Classification Metrics
title: SciKit-Learn Classification Metrics keywords: [machine learning, machine learning classification, machine learning classification metrics, decision trees, python, precision, recall, f1 score, weighted, accuracy, linear regression] description: Here are some commonly used classification metrics along with examples of how to implement them using scikit-learn author: Juma Shafara date: "2024-03" date-modified: "2024-09-18"

In scikit-learn, classification metrics are essential tools to evaluate the performance of a classification model.
They provide insights into how well the model is performing and where it may need improvements.
Here are some commonly used classification metrics along with examples of how to implement them using scikit-learn:
Accuracy:
- Accuracy measures the ratio of correctly predicted instances to the total instances.
- Formula:
Accuracy = Number of Correct Predictions / Total Number of Predictions

Precision:
- Precision measures the ability of the classifier not to label as positive a sample that is negative.
- Precision is simply the models ability to not make a mistake
- Formula:
Precision = True Positives / (True Positives + False Positives)

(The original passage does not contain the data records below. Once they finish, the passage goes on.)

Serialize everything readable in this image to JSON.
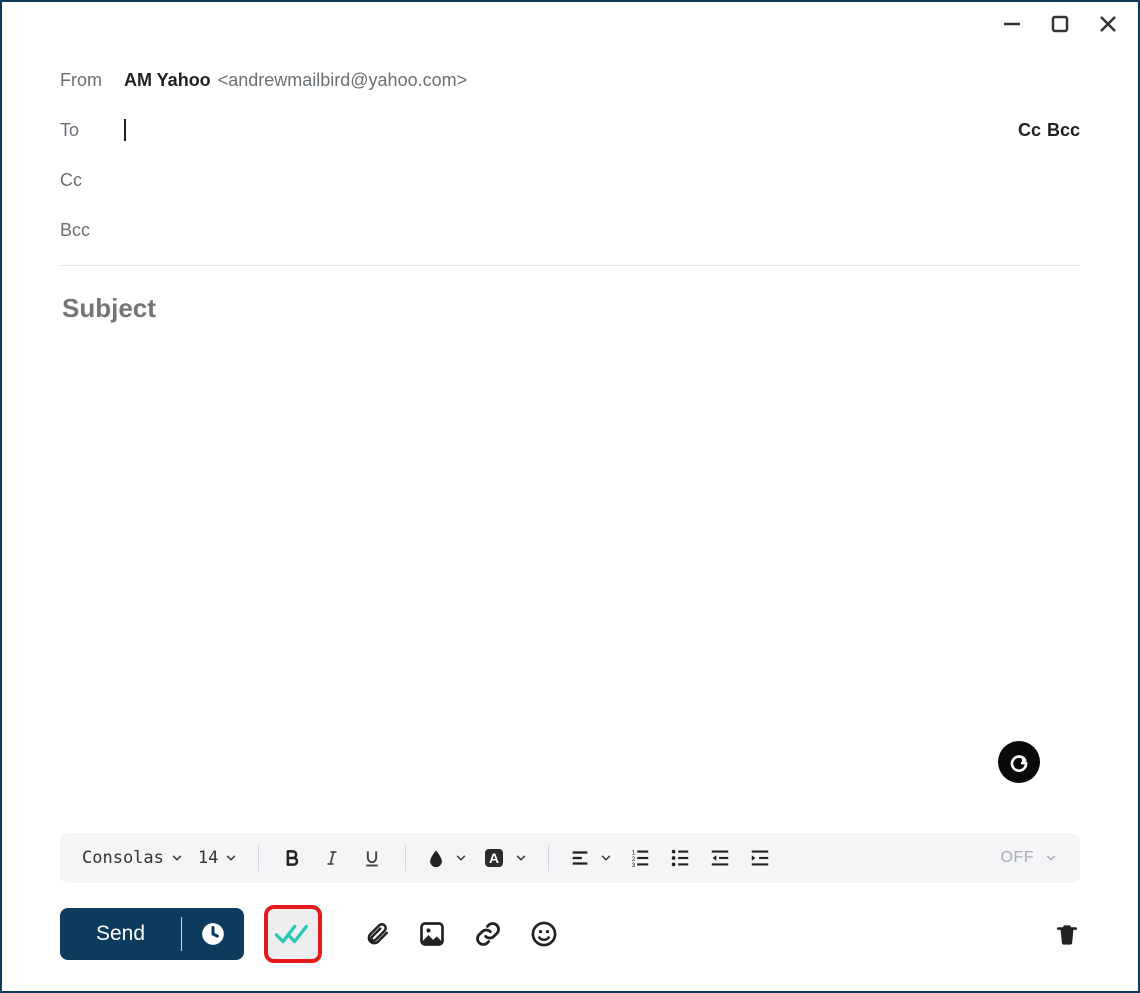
{
  "window": {
    "minimize": "–",
    "maximize": "□",
    "close": "×"
  },
  "compose": {
    "from_label": "From",
    "from_name": "AM Yahoo",
    "from_email": "<andrewmailbird@yahoo.com>",
    "to_label": "To",
    "to_value": "",
    "cc_link": "Cc",
    "bcc_link": "Bcc",
    "cc_label": "Cc",
    "bcc_label": "Bcc",
    "subject_placeholder": "Subject",
    "subject_value": ""
  },
  "format": {
    "font_family": "Consolas",
    "font_size": "14",
    "off_label": "OFF"
  },
  "actions": {
    "send_label": "Send"
  }
}
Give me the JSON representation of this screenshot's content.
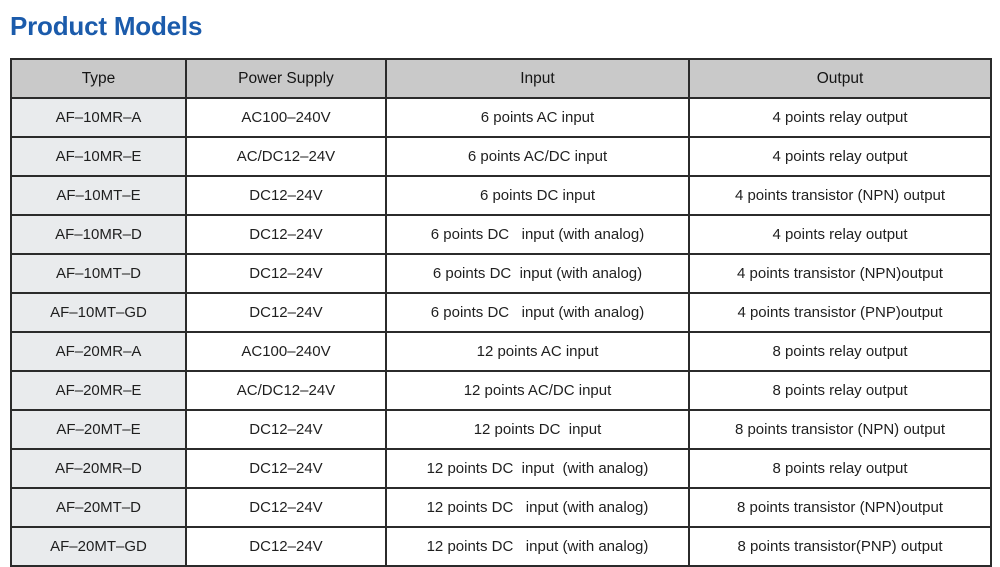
{
  "title": "Product Models",
  "accent_color": "#1b5bab",
  "table": {
    "header_bg": "#c9c9c9",
    "type_col_bg": "#e9ebed",
    "border_color": "#2b2b2b",
    "columns": [
      "Type",
      "Power Supply",
      "Input",
      "Output"
    ],
    "rows": [
      {
        "type": "AF–10MR–A",
        "power": "AC100–240V",
        "input": "6 points AC input",
        "output": "4 points relay output"
      },
      {
        "type": "AF–10MR–E",
        "power": "AC/DC12–24V",
        "input": "6 points AC/DC input",
        "output": "4 points relay output"
      },
      {
        "type": "AF–10MT–E",
        "power": "DC12–24V",
        "input": "6 points DC input",
        "output": "4 points transistor (NPN) output"
      },
      {
        "type": "AF–10MR–D",
        "power": "DC12–24V",
        "input": "6 points DC   input (with analog)",
        "output": "4 points relay output"
      },
      {
        "type": "AF–10MT–D",
        "power": "DC12–24V",
        "input": "6 points DC  input (with analog)",
        "output": "4 points transistor (NPN)output"
      },
      {
        "type": "AF–10MT–GD",
        "power": "DC12–24V",
        "input": "6 points DC   input (with analog)",
        "output": "4 points transistor (PNP)output"
      },
      {
        "type": "AF–20MR–A",
        "power": "AC100–240V",
        "input": "12 points AC input",
        "output": "8 points relay output"
      },
      {
        "type": "AF–20MR–E",
        "power": "AC/DC12–24V",
        "input": "12 points AC/DC input",
        "output": "8 points relay output"
      },
      {
        "type": "AF–20MT–E",
        "power": "DC12–24V",
        "input": "12 points DC  input",
        "output": "8 points transistor (NPN) output"
      },
      {
        "type": "AF–20MR–D",
        "power": "DC12–24V",
        "input": "12 points DC  input  (with analog)",
        "output": "8 points relay output"
      },
      {
        "type": "AF–20MT–D",
        "power": "DC12–24V",
        "input": "12 points DC   input (with analog)",
        "output": "8 points transistor (NPN)output"
      },
      {
        "type": "AF–20MT–GD",
        "power": "DC12–24V",
        "input": "12 points DC   input (with analog)",
        "output": "8 points transistor(PNP) output"
      }
    ]
  }
}
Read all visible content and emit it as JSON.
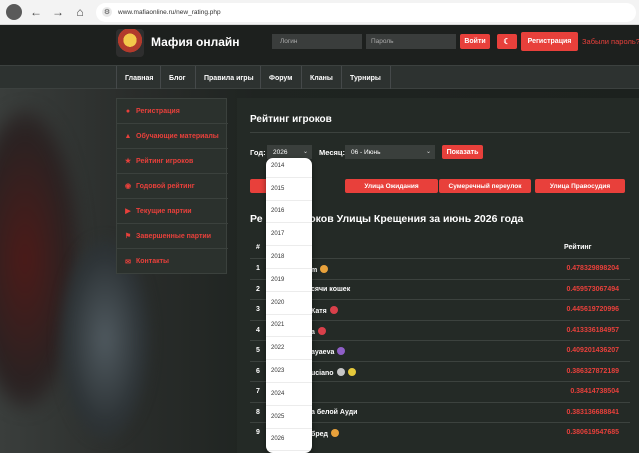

Recall (also known as Sensitivity or True Positive Rate):
- Recall measures the ability of the classifier to find all the positive samples.
- Formula:
Recall = True Positives / (True Positives + False Negatives)

F1 Score:
- F1 Score is the harmonic mean of precision and recall.
- It provides a balance between precision and recall.
- Formula:
F1 Score = (2 x Precision x Recall) / (Precision + Recall)
In classification tasks, metrics like precision, recall, and F1-score are commonly used to evaluate the performance of a model. When dealing with multi-class classification, you often need a way to aggregate these metrics across all classes. Three common methods for doing this are micro-average, macro-average, and weighted average.
Micro-average:
- Calculate metrics globally by counting the total true positives, false negatives, and false positives.
- This method gives equal weight to each individual prediction, regardless of class imbalance.

# Calculate micro-average
micro_precision = precision_score(y_true, y_pred, average='micro')
micro_recall = recall_score(y_true, y_pred, average='micro')
micro_f1 = f1_score(y_true, y_pred, average='micro')
print('Micro Precision:', micro_precision)
print('Micro Recall:', micro_recall)
print('Micro F1:', micro_f1)
Macro-average:
- Calculate metrics for each class individually and then average them.
- This method treats all classes equally, giving each class the same weight.
- To obtain macro-averaged precision, recall, and F1-score:
- Calculate precision, recall, and F1-score for each class.
- Average the precision, recall, and F1-score across all classes.

# Calculate macro-average
macro_precision = precision_score(y_true, y_pred, average='macro')
macro_recall = recall_score(y_true, y_pred, average='macro')
macro_f1 = f1_score(y_true, y_pred, average='macro')
print('Macro Precision:', macro_precision)
print('Macro Recall:', macro_recall)
print('Macro F1:', macro_f1)
Weighted average:
- Calculate metrics for each class individually and then average them, weighted by the number of true instances for each class.
- This method considers class imbalance by giving more weight to classes with more instances.
- To obtain weighted-averaged precision, recall, and F1-score:
- Calculate precision, recall, and F1-score for each class.
- Weighted average is calculated as the
sum of (metric * class_weight) / total_number_of_samples, where class_weight is the ratio of the number of true instances in the given class to the total number of true instances.
# Calculate weighted-average
weighted_precision = precision_score(y_true, y_pred, average='weighted')
weighted_recall = recall_score(y_true, y_pred, average='weighted')
weighted_f1 = f1_score(y_true, y_pred, average='weighted')
print('Weighted Precision:', weighted_precision)
print('Weighted Recall:', weighted_recall)
print('Weighted F1:', weighted_f1)
Weighted_precision:
(Precision_A * N_A + Precision_B * N_B, ... , Precision_n * N_n) / (N_A + N_B + ... + N_n)
- Micro-average is useful when overall performance across all classes is important
- Macro-average is helpful when you want to evaluate the model's performance on smaller classes equally.
- Weighted average is suitable when you want to account for class imbalance.
The Classification Report
The classification report in scikit-learn provides a comprehensive summary of different classification metrics for each class in the dataset. It includes precision, recall, F1-score, and support (the number of true instances for each label). Here's how you can generate a classification report:
Confusion Matrix:
- A confusion matrix is a table that is often used to describe the performance of a classification model.
- It presents a summary of the model's predictions on the classification problem, showing correct predictions as well as types of errors made.
These are just a few of the many classification metrics available in scikit-learn. Depending on your specific problem and requirements, you may want to explore other metrics as well.
Understanding these metrics and how they are computed can provide valuable insights into the performance of a classification model and help in making informed decisions about its improvement.